Sept couleurs et sept génies

«Je me suis cassé la tête pendant 40 ans, pour essayer de comprendre ce qu’était un génie. Et plus j’essayais de le circonscrire, et plus il fuyait, et plus il n’y en avait pas. Finalement, il n’y avait pas de génies. Ça n’existe pas … J’ai compris que c’était un métalangage. Ce sont des personnifications d’énergies. » Leurs couleurs, sont les sept qui se succèdent suivant une règle absolue qui est celle de la cosmogonie.

Illusion, ou le passage vers l’au-delà

«Le possédé, c'est un dressé, c'est-à-dire un mort-vivant. Ce n’est plus lui qui danse, mais c’est l’énergie qui est en lui. La danse et les chants sont des métalangages. On ne les définit pas par des mots !»

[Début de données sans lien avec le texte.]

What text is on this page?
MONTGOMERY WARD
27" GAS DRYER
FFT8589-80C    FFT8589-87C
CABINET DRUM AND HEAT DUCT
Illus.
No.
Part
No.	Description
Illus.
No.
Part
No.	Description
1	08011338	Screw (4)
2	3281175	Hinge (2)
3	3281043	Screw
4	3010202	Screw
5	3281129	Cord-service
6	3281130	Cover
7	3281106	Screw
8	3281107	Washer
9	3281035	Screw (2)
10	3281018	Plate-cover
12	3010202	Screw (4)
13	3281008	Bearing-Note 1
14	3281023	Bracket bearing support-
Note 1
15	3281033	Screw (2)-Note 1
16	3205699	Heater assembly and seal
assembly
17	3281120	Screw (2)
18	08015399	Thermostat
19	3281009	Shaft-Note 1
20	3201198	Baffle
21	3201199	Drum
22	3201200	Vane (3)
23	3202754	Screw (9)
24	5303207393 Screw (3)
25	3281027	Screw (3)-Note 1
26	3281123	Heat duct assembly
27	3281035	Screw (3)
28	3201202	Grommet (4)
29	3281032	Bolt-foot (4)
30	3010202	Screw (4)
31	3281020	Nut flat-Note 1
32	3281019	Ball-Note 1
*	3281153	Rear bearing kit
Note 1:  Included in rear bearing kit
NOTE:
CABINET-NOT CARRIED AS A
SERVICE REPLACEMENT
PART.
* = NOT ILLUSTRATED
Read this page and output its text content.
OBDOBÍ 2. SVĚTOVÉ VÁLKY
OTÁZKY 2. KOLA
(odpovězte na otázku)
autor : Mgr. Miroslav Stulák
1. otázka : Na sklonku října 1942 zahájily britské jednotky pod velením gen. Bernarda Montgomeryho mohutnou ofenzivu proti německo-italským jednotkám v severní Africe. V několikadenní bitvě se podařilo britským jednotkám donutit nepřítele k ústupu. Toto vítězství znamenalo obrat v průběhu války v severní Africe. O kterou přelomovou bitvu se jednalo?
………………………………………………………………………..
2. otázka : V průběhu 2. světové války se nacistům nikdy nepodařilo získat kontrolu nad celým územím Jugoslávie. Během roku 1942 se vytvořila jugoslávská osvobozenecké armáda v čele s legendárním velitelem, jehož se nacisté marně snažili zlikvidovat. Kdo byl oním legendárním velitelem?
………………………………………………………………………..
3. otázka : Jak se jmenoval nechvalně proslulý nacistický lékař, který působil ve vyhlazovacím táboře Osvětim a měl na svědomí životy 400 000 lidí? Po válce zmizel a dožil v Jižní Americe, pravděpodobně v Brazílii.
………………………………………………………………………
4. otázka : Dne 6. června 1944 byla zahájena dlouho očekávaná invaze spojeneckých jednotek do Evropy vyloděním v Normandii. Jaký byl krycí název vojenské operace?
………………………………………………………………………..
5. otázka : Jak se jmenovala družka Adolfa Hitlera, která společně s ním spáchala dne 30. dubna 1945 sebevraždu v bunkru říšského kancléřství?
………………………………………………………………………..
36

Après que les gnaouas, munis de tambours et de crotales, eurent arpenté les rues et les artères, ils regagnèrent le lieu où se tient la derbda pour invoquer à travers des chants et des danses ponctuées, la mal vie des esclaves, les maalems (maîtres gnaouas) défunts et les saints patrons.

Le clou de la soirée

C’est indiscutablement les mlouk (énergies). Partie sacrée du rituel, introduite par des chants à la gloire d’Allah et du prophète. A ce stade, les adeptes entrent en transe lorsque leur malk (énergie) est invoqué. Ils et elles tombent en transe le temps d’un air de musique.
A savoir Moulay Abdelkader Jilali (lui reviennent couleur blanche et benjoin blanc) ; les Mlouk marins (couleur bleu et benjoin blanc) ; les mlouk rouge, ceux des abattoirs (couleur rouge et benjoin rouge) ; les Chorfa (couleur blanche, benjoin blanc et bois d’aloès) ; Sidi Mimoun, appelé le ténébreux (couleur noir et benjoin noir) et les gens de la forêt (couleur noir, benjoin et plateau de farine d’orge grillé sans sel). La Derdba se clôt par l’invocation des mlouk féminins (qui sollicitent couleurs jaune, rouge, violet et noir, benjoin noir ou blanc, sucreries et bois d’aloès). Il faut voir ces adeptes jouir également du noir absolu, après avoir mis en scène Lalla Malika, Lalla Meriem, Lalla Rqia et Lalla Houwwa…Un spectacle de transe so hard.

Ce qui est indispensable

Moqadma ; Arifa ; Talâa ; Chouafa, toutes et tous veillent au bon déroulement des rites de procession. Les accessoires requis, ici, sont : sept boites d’encens ; du lait et des dattes ; un brasero et des poignards ; des voiles de plusieurs couleurs et des tuniques ; des bâtons et des aspergeoirs remplis d’eau de fleur, d’oranger et d’eau de rose.

Gnaouas, de grands philosophes

«Ils symbolisent des énergies par des couleurs. Quoi de moins matériel qu’une couleur finalement. Ce sont des gens qui manipulent l’abstraction mieux que n’importe quel philosophe. De nos philosophes. Ils sont aussi à l’aise dans le monde abstrait que dans le monde concret, parce que les deux se rejoignent. L’un pénètre l’autre… »

Gare à vous, l’encens et les benjoins empliront votre air… Vous les sentez déjà monter ?!

*voir le film : https://vimeo.com/181171388

*PHOTO : Gnawa de Marrakech © Jacques Willemont – 1969
TEXTE : Après le -premier- sacrifice que font les gnaouas -celui du bouc-, la moqaddema, voilée de blanc, danse seule devant les musiciens et toute la confrérie. Viviana Pâques précise : «Le possédé est un dressé, un mort-vivant. Ce n’est plus lui qui danse. C’est l’énergie qui est en lui qui s’exprime par la danse».